Ainsi, dans un premier temps, le régulateur français salue « très favorablement » la proposition de la Commission européenne d’étendre le champ d’application de la directive aux plateformes de partage de vidéos. De même, il se dit « très favorable » à la proposition du Parlement et du Conseil d’élargir davantage encore le champ du texte en y incluant les réseaux sociaux. Il souhaite que les colégislateurs considèrent également l’inclusion des plateformes de livestreaming (diffusion en direct sur internet), qui touchent un public principalement jeune et il conviendrait de leur demander de prendre des mesures en matière de protection des mineurs et de lutte contre les discours de haine. Le Conseil appuie en outre la proposition du Conseil d’imposer à ces acteurs de respecter les règles qualitatives générales en matière de communications commerciales.


Dans un second temps de sa position, le CSA estime que les objectifs culturels sont mieux partagés mais « demandent à être consolidés ». Notamment, il regrette que la nouvelle obligation envisagée par les colégislateurs d’élever la part d’œuvres européennes dans le catalogue des SMAD (30 % au lieu de 20 % proposés par la Commission) soit proche de ce que réalisent déjà assez largement les SMAD et reste trop éloignée de la proportion majoritaire demandée aux services linéaires. De même, les obligations de mise en avant des œuvres européennes dans les catalogues des SMAD gagneraient à être précisées dans la directive, et la question des algorithmes de recommandation soulevée dans les discussions. Enfin, le CSA note que le respect des quotas d’œuvres dans les catalogues, l’obligation de mise en avant des œuvres européennes et l’application du principe du pays de destination pour les contributions financières soulèvent des interrogations quant à leur mise en œuvre pratique par l’Etat membre compétent, en particulier en cas de version nationales et linguistiques multiples.

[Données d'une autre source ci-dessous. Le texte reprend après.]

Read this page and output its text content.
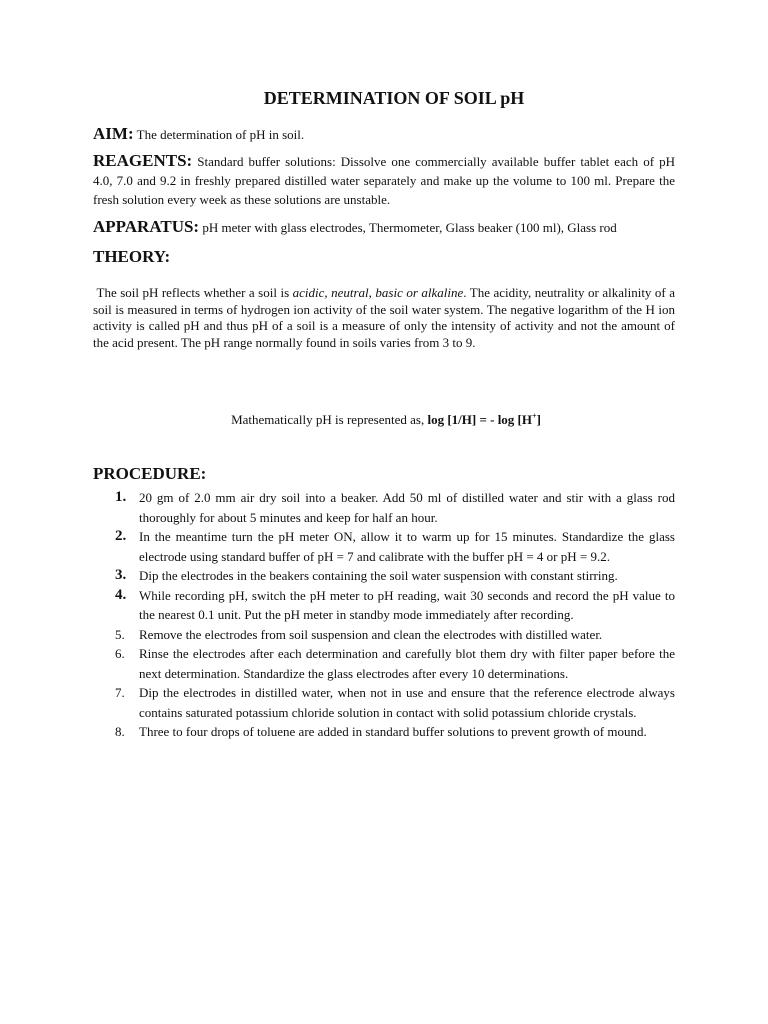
DETERMINATION OF SOIL pH

AIM: The determination of pH in soil.

REAGENTS: Standard buffer solutions: Dissolve one commercially available buffer tablet each of pH 4.0, 7.0 and 9.2 in freshly prepared distilled water separately and make up the volume to 100 ml. Prepare the fresh solution every week as these solutions are unstable.

APPARATUS: pH meter with glass electrodes, Thermometer, Glass beaker (100 ml), Glass rod

THEORY:

The soil pH reflects whether a soil is acidic, neutral, basic or alkaline. The acidity, neutrality or alkalinity of a soil is measured in terms of hydrogen ion activity of the soil water system. The negative logarithm of the H ion activity is called pH and thus pH of a soil is a measure of only the intensity of activity and not the amount of the acid present. The pH range normally found in soils varies from 3 to 9.

Mathematically pH is represented as, log [1/H] = - log [H+]

PROCEDURE:
1. 20 gm of 2.0 mm air dry soil into a beaker. Add 50 ml of distilled water and stir with a glass rod thoroughly for about 5 minutes and keep for half an hour.
2. In the meantime turn the pH meter ON, allow it to warm up for 15 minutes. Standardize the glass electrode using standard buffer of pH = 7 and calibrate with the buffer pH = 4 or pH = 9.2.
3. Dip the electrodes in the beakers containing the soil water suspension with constant stirring.
4. While recording pH, switch the pH meter to pH reading, wait 30 seconds and record the pH value to the nearest 0.1 unit. Put the pH meter in standby mode immediately after recording.
5. Remove the electrodes from soil suspension and clean the electrodes with distilled water.
6. Rinse the electrodes after each determination and carefully blot them dry with filter paper before the next determination. Standardize the glass electrodes after every 10 determinations.
7. Dip the electrodes in distilled water, when not in use and ensure that the reference electrode always contains saturated potassium chloride solution in contact with solid potassium chloride crystals.
8. Three to four drops of toluene are added in standard buffer solutions to prevent growth of mound.
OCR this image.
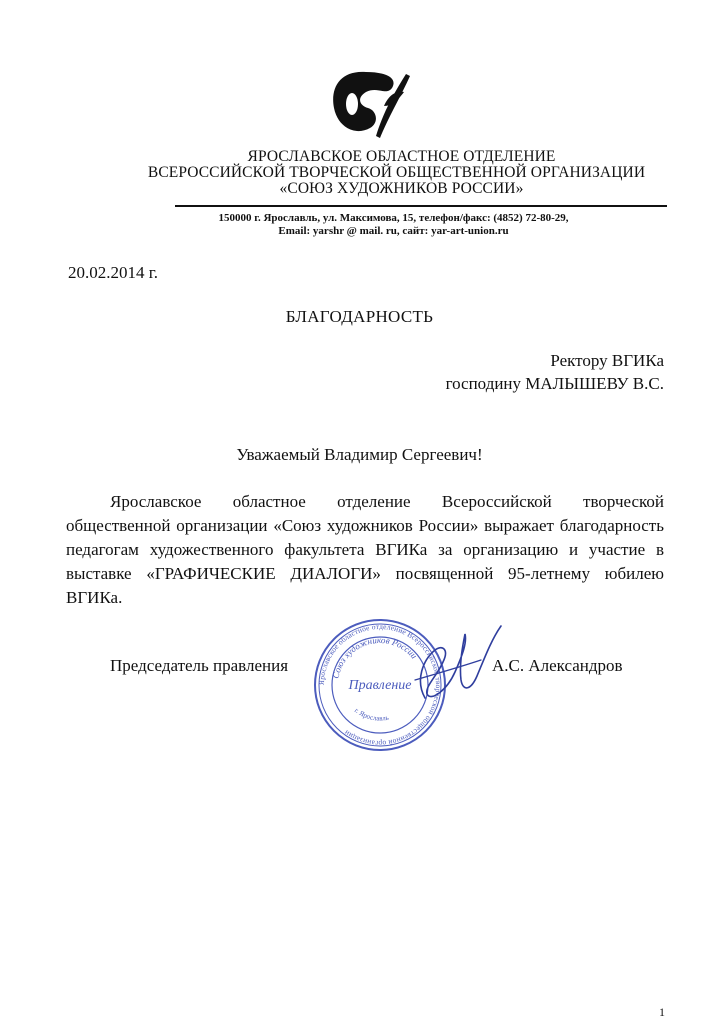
ЯРОСЛАВСКОЕ ОБЛАСТНОЕ ОТДЕЛЕНИЕ
ВСЕРОССИЙСКОЙ ТВОРЧЕСКОЙ ОБЩЕСТВЕННОЙ ОРГАНИЗАЦИИ
«СОЮЗ ХУДОЖНИКОВ РОССИИ»
150000 г. Ярославль, ул. Максимова, 15, телефон/факс: (4852) 72-80-29,
Email: yarshr @ mail. ru, сайт: yar-art-union.ru
20.02.2014 г.
БЛАГОДАРНОСТЬ
Ректору ВГИКа
господину МАЛЫШЕВУ В.С.
Уважаемый Владимир Сергеевич!
Ярославское областное отделение Всероссийской творческой общественной организации «Союз художников России» выражает благодарность педагогам художественного факультета ВГИКа за организацию и участие в выставке «ГРАФИЧЕСКИЕ ДИАЛОГИ» посвященной 95-летнему юбилею ВГИКа.
Председатель правления	А.С. Александров
Ярославское областное отделение Всероссийской творческой общественной организации
Союз художников России
Правление
г. Ярославль
1
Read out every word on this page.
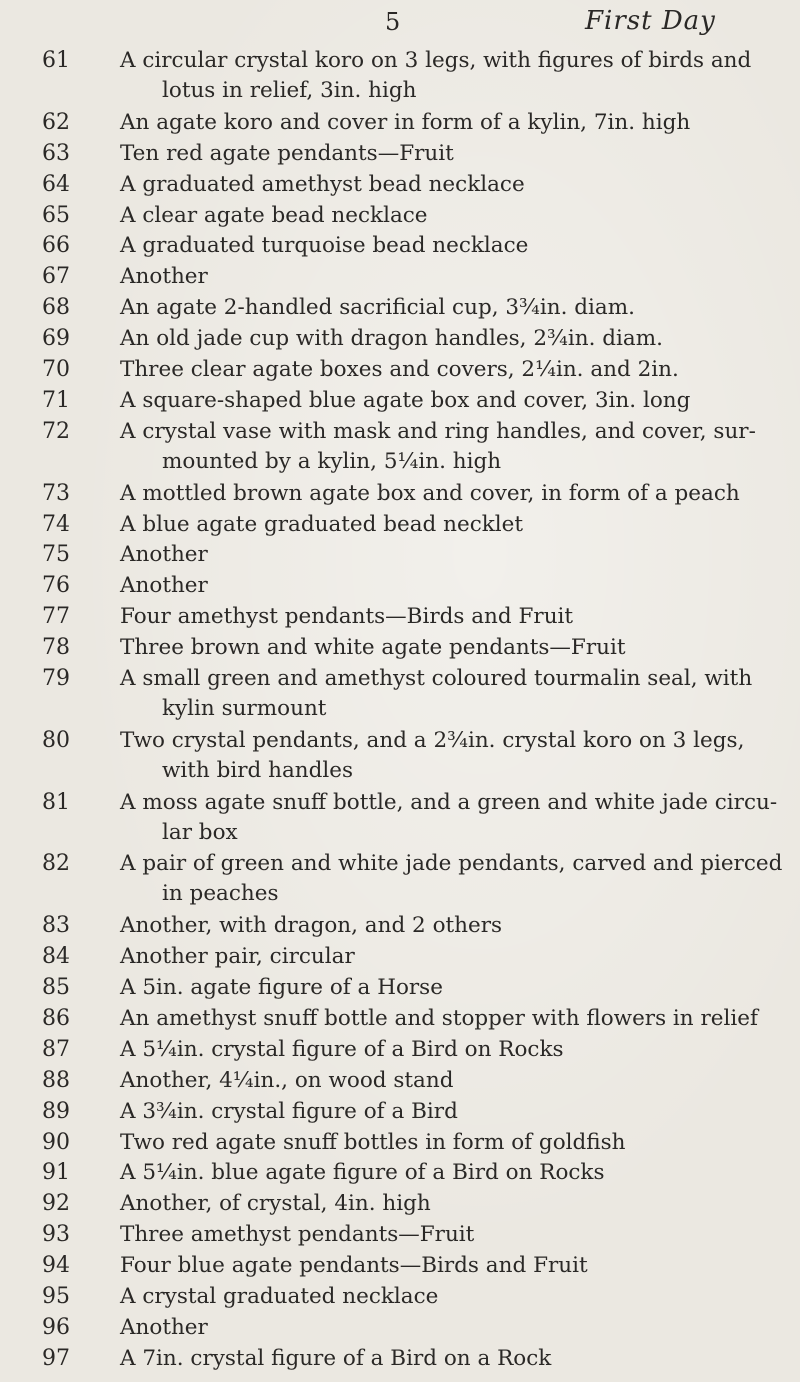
5	First Day
61	A circular crystal koro on 3 legs, with figures of birds and
lotus in relief, 3in. high
62	An agate koro and cover in form of a kylin, 7in. high
63	Ten red agate pendants—Fruit
64	A graduated amethyst bead necklace
65	A clear agate bead necklace
66	A graduated turquoise bead necklace
67	Another
68	An agate 2-handled sacrificial cup, 3¾in. diam.
69	An old jade cup with dragon handles, 2¾in. diam.
70	Three clear agate boxes and covers, 2¼in. and 2in.
71	A square-shaped blue agate box and cover, 3in. long
72	A crystal vase with mask and ring handles, and cover, sur-
mounted by a kylin, 5¼in. high
73	A mottled brown agate box and cover, in form of a peach
74	A blue agate graduated bead necklet
75	Another
76	Another
77	Four amethyst pendants—Birds and Fruit
78	Three brown and white agate pendants—Fruit
79	A small green and amethyst coloured tourmalin seal, with
kylin surmount
80	Two crystal pendants, and a 2¾in. crystal koro on 3 legs,
with bird handles
81	A moss agate snuff bottle, and a green and white jade circu-
lar box
82	A pair of green and white jade pendants, carved and pierced
in peaches
83	Another, with dragon, and 2 others
84	Another pair, circular
85	A 5in. agate figure of a Horse
86	An amethyst snuff bottle and stopper with flowers in relief
87	A 5¼in. crystal figure of a Bird on Rocks
88	Another, 4¼in., on wood stand
89	A 3¾in. crystal figure of a Bird
90	Two red agate snuff bottles in form of goldfish
91	A 5¼in. blue agate figure of a Bird on Rocks
92	Another, of crystal, 4in. high
93	Three amethyst pendants—Fruit
94	Four blue agate pendants—Birds and Fruit
95	A crystal graduated necklace
96	Another
97	A 7in. crystal figure of a Bird on a Rock
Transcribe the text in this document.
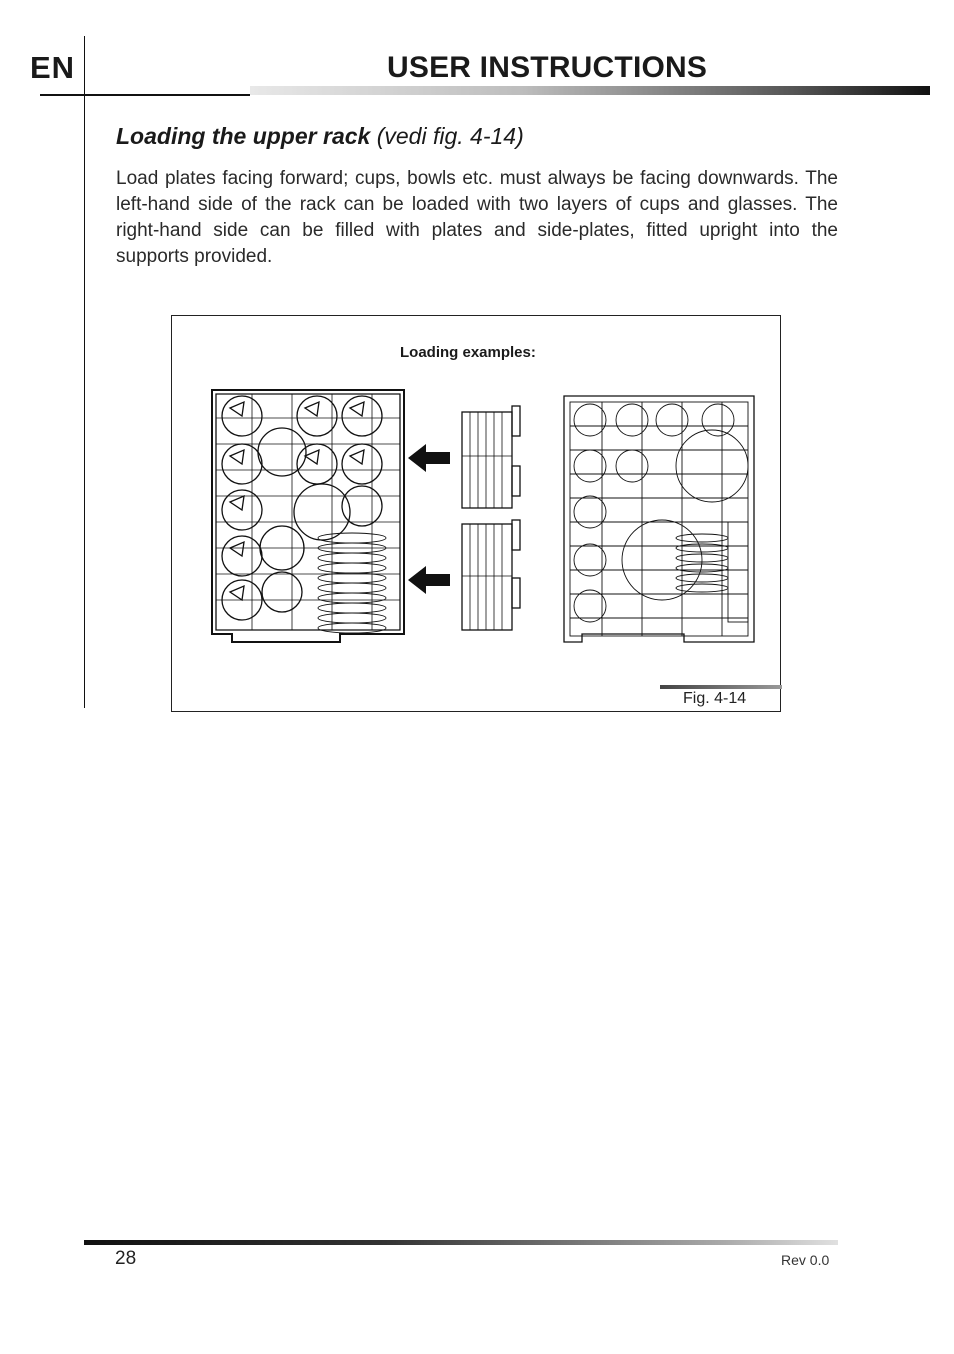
EN	USER INSTRUCTIONS
Loading the upper rack (vedi fig. 4-14)
Load plates facing forward; cups, bowls etc. must always be facing downwards. The left-hand side of the rack can be loaded with two layers of cups and glasses. The right-hand side can be filled with plates and side-plates, fitted upright into the supports provided.
Loading examples:
Fig. 4-14
28	Rev 0.0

Le CSA appelle également de ses vœux que la directive continue à promouvoir un degré élevé de protection des publics. A ce titre, il se félicite de l’harmonisation des règles de protection des mineurs, dans un corps unique pour les services linéaires et les SMAD. Concernant la protection des mineurs, de la lutte contre les discours de haine et de la lutte contre le terrorisme, le régulateur français CSA appelle l’attention des colégislateurs sur le cas des chaînes extra-européennes reçues en Europe et qui sont rattachées à la compétence d’un Etat membre, en application des critères techniques de la directive (liaison montante puis nationalité de la capacité satellitaire). En pratique, le caractère instable de la liaison montante et l’absence de critères pour les services diffusés depuis des Etats tiers par d’autres moyens que le satellite sont sources d’insécurité juridique et ne permettent pas d’assurer un contrôle efficace de certaines chaînes sensibles. Le CSA, particulièrement concerné par les difficultés de contrôle de ces chaînes, salue le fait que le Parlement européen se soit saisi de cette question. Mais il estime que la directive devrait, pour apporter le degré d’efficacité et de prévisibilité nécessaire, plus clairement consacrer la primauté du critère de nationalité satellitaire sur celui de la liaison montante à la condition essentielle qu’il dispose des moyens nécessaires pour assurer le suivi et le contrôle de ces chaînes.


Enfin et sans surprise, le CSA note avec satisfaction que l’encouragement de la coopération entre Etat membres et que le rôle des régulateurs et de l’ERGA soit au centre de la mise en œuvre de la directive, notamment avec l’instauration de régimes de corégulation.